JavaPairRDD<String, String> hsfBaselinePairRDD = 
hsfBaselinePairRDDReadable.mapToPair(new 
ConvertFromWritableTypes()).partitionBy(new 
HashPartitioner(Variables.NUM_OUTPUT_PARTITIONS)).persist(StorageLevel.MEMORY_AND_DISK_SER());

I then execute the following code (with a count to force execution) and what I 
find very strange is that when I look at the job/stage summary, I see more than 
340GB of shuffle read.  Why would there be any shuffle read in this step?  I 
would expect there to be little (if any) shuffle reads in this step.

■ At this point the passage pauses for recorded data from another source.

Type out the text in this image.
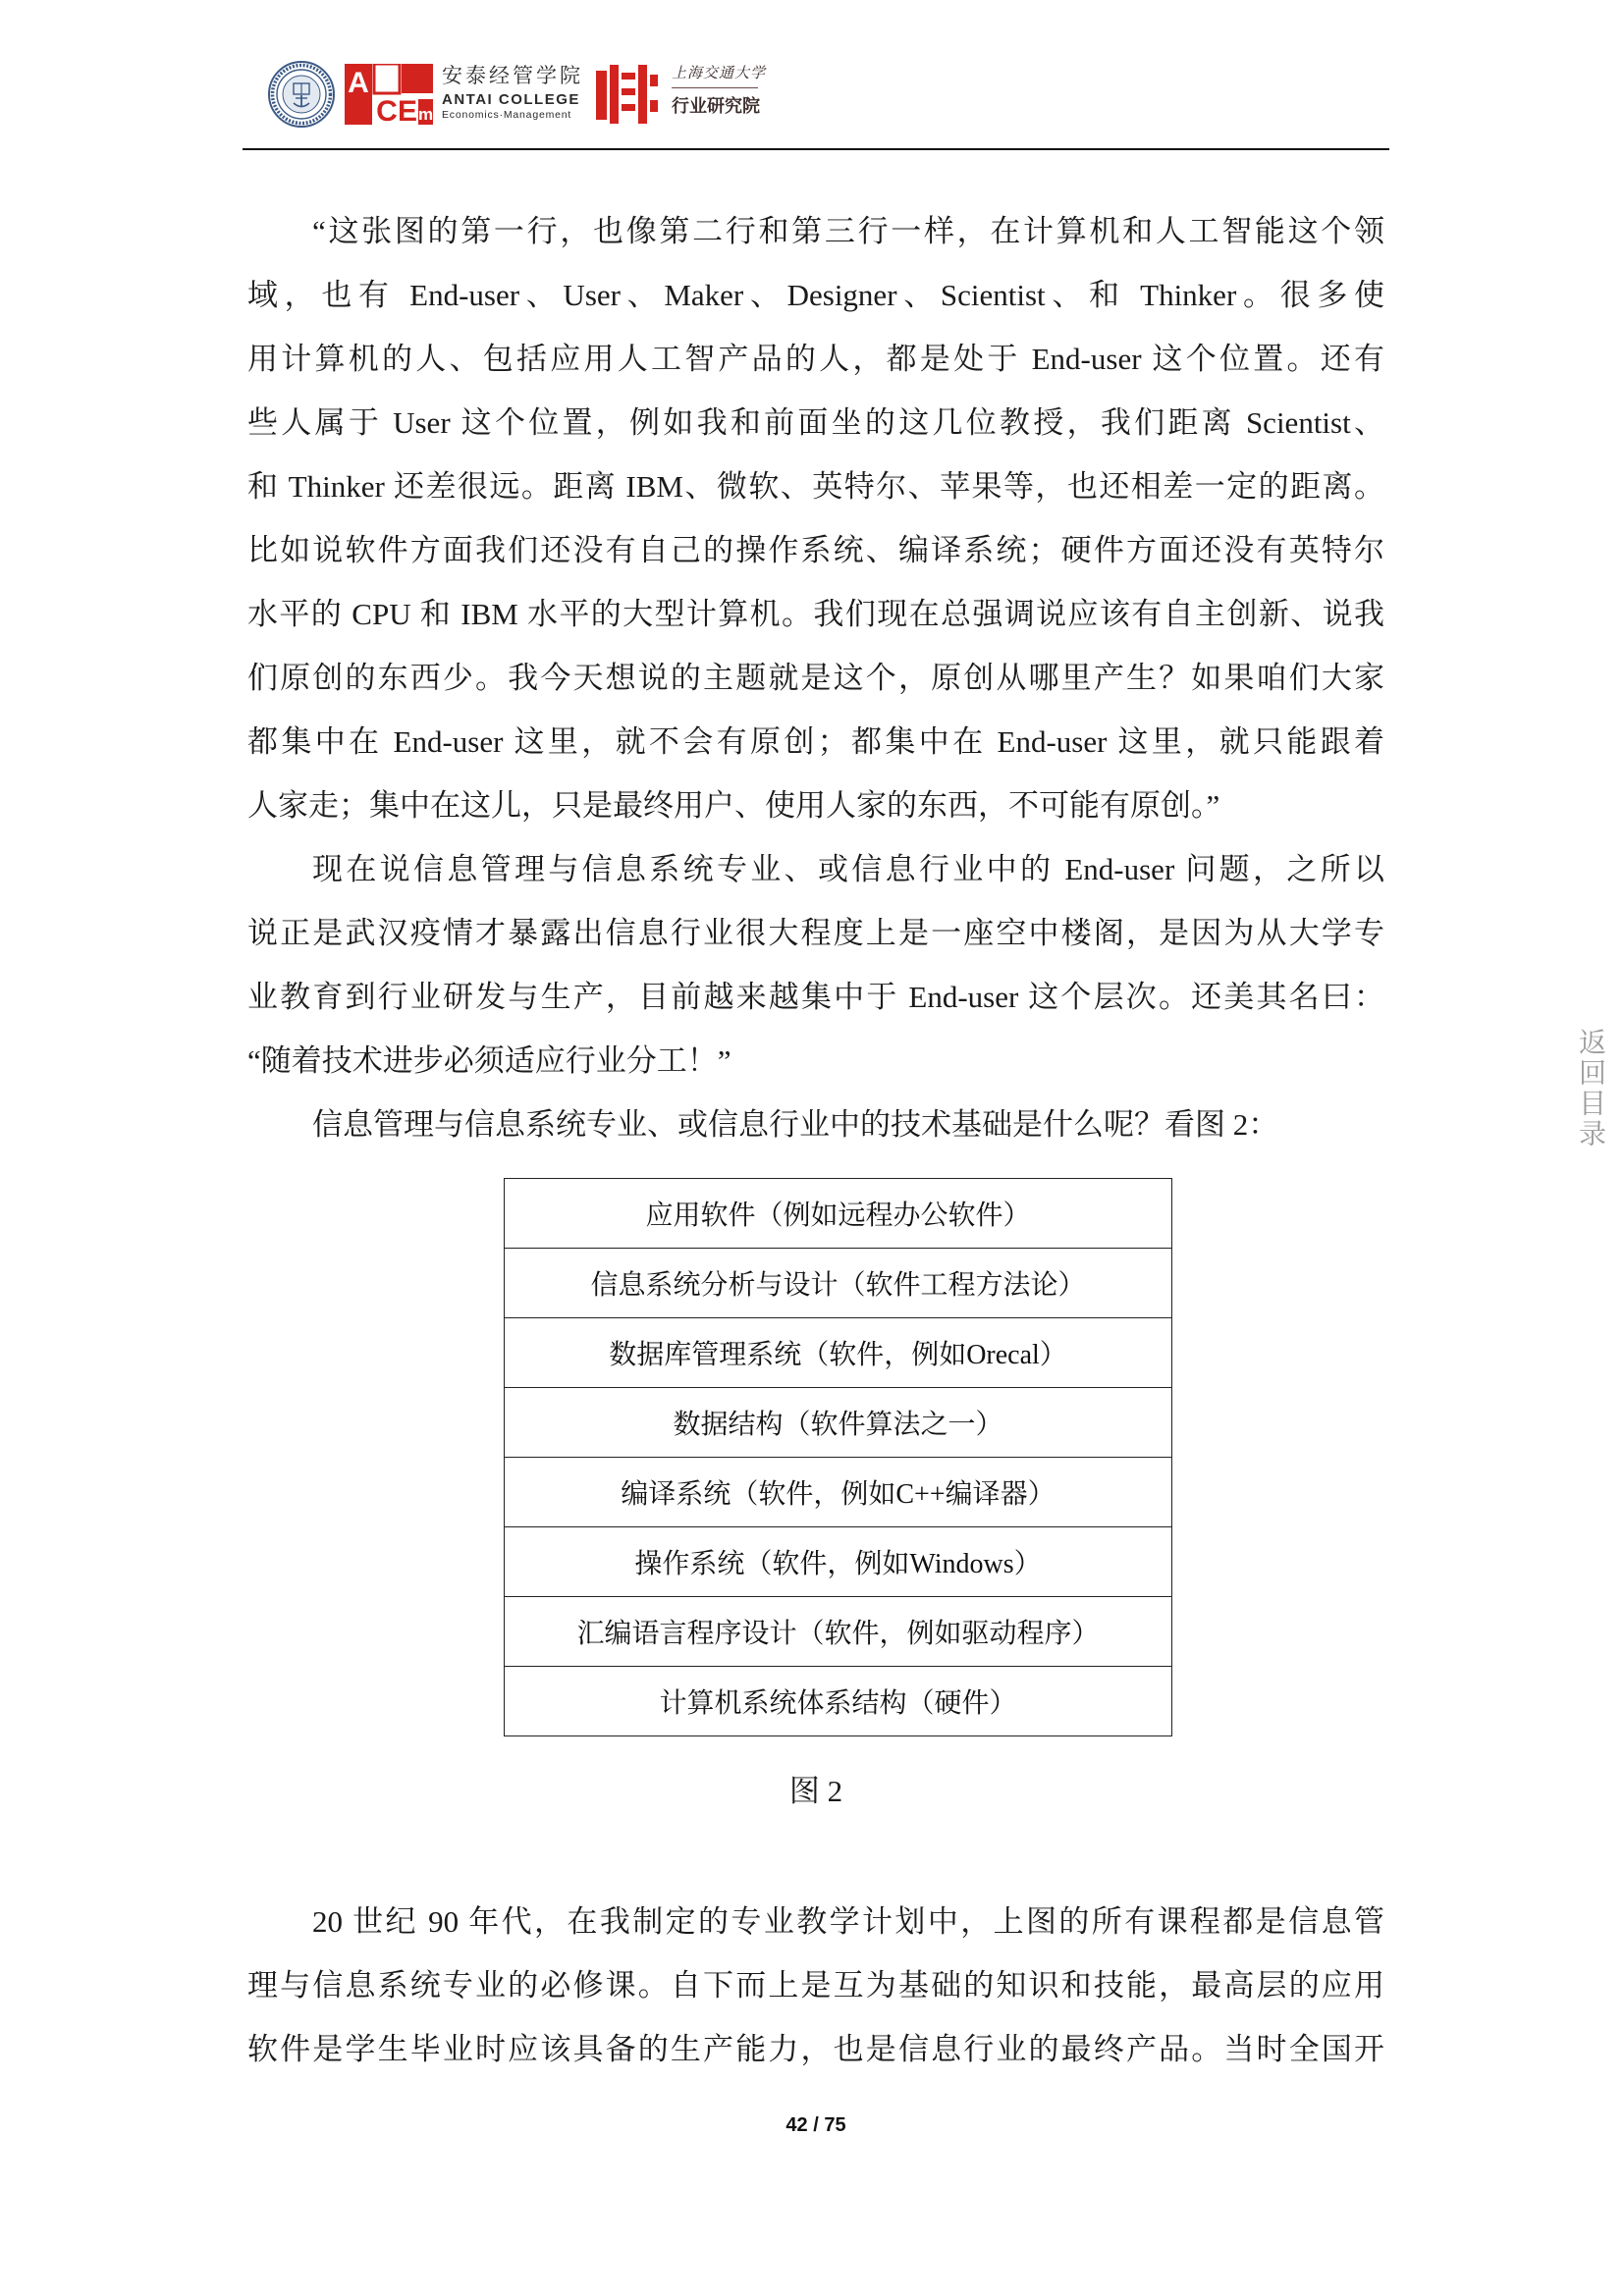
A
C E m
安泰经管学院
ANTAI COLLEGE
Economics·Management
上海交通大学
行业研究院
“这张图的第一行，也像第二行和第三行一样，在计算机和人工智能这个领
域，也有 End-user、User、Maker、Designer、Scientist、和 Thinker。很多使
用计算机的人、包括应用人工智产品的人，都是处于 End-user 这个位置。还有
些人属于 User 这个位置，例如我和前面坐的这几位教授，我们距离 Scientist、
和 Thinker 还差很远。距离 IBM、微软、英特尔、苹果等，也还相差一定的距离。
比如说软件方面我们还没有自己的操作系统、编译系统；硬件方面还没有英特尔
水平的 CPU 和 IBM 水平的大型计算机。我们现在总强调说应该有自主创新、说我
们原创的东西少。我今天想说的主题就是这个，原创从哪里产生？如果咱们大家
都集中在 End-user 这里，就不会有原创；都集中在 End-user 这里，就只能跟着
人家走；集中在这儿，只是最终用户、使用人家的东西，不可能有原创。”
现在说信息管理与信息系统专业、或信息行业中的 End-user 问题，之所以
说正是武汉疫情才暴露出信息行业很大程度上是一座空中楼阁，是因为从大学专
业教育到行业研发与生产，目前越来越集中于 End-user 这个层次。还美其名曰：
“随着技术进步必须适应行业分工！”
信息管理与信息系统专业、或信息行业中的技术基础是什么呢？看图 2：
应用软件（例如远程办公软件）
信息系统分析与设计（软件工程方法论）
数据库管理系统（软件，例如Orecal）
数据结构（软件算法之一）
编译系统（软件，例如C++编译器）
操作系统（软件，例如Windows）
汇编语言程序设计（软件，例如驱动程序）
计算机系统体系结构（硬件）
图 2
20 世纪 90 年代，在我制定的专业教学计划中，上图的所有课程都是信息管
理与信息系统专业的必修课。自下而上是互为基础的知识和技能，最高层的应用
软件是学生毕业时应该具备的生产能力，也是信息行业的最终产品。当时全国开
42 / 75
返回目录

// Use 'substring' to extract the epoch value from each record.
JavaPairRDD<String, Long> baselinePairRDD = hsfBaselinePairRDD.mapValues(new 
ExtractEpoch(accumBadBaselineRecords)).persist(StorageLevel.MEMORY_AND_DISK_SER());

log.info("Number of baseline records: " + baselinePairRDD.count());

Both hsfBaselinePairRDD and baselinePairRDD have 1024 partitions.

Any insights would be appreciated.

I'm using Spark 1.2.0 in a stand-alone cluster.


Darin.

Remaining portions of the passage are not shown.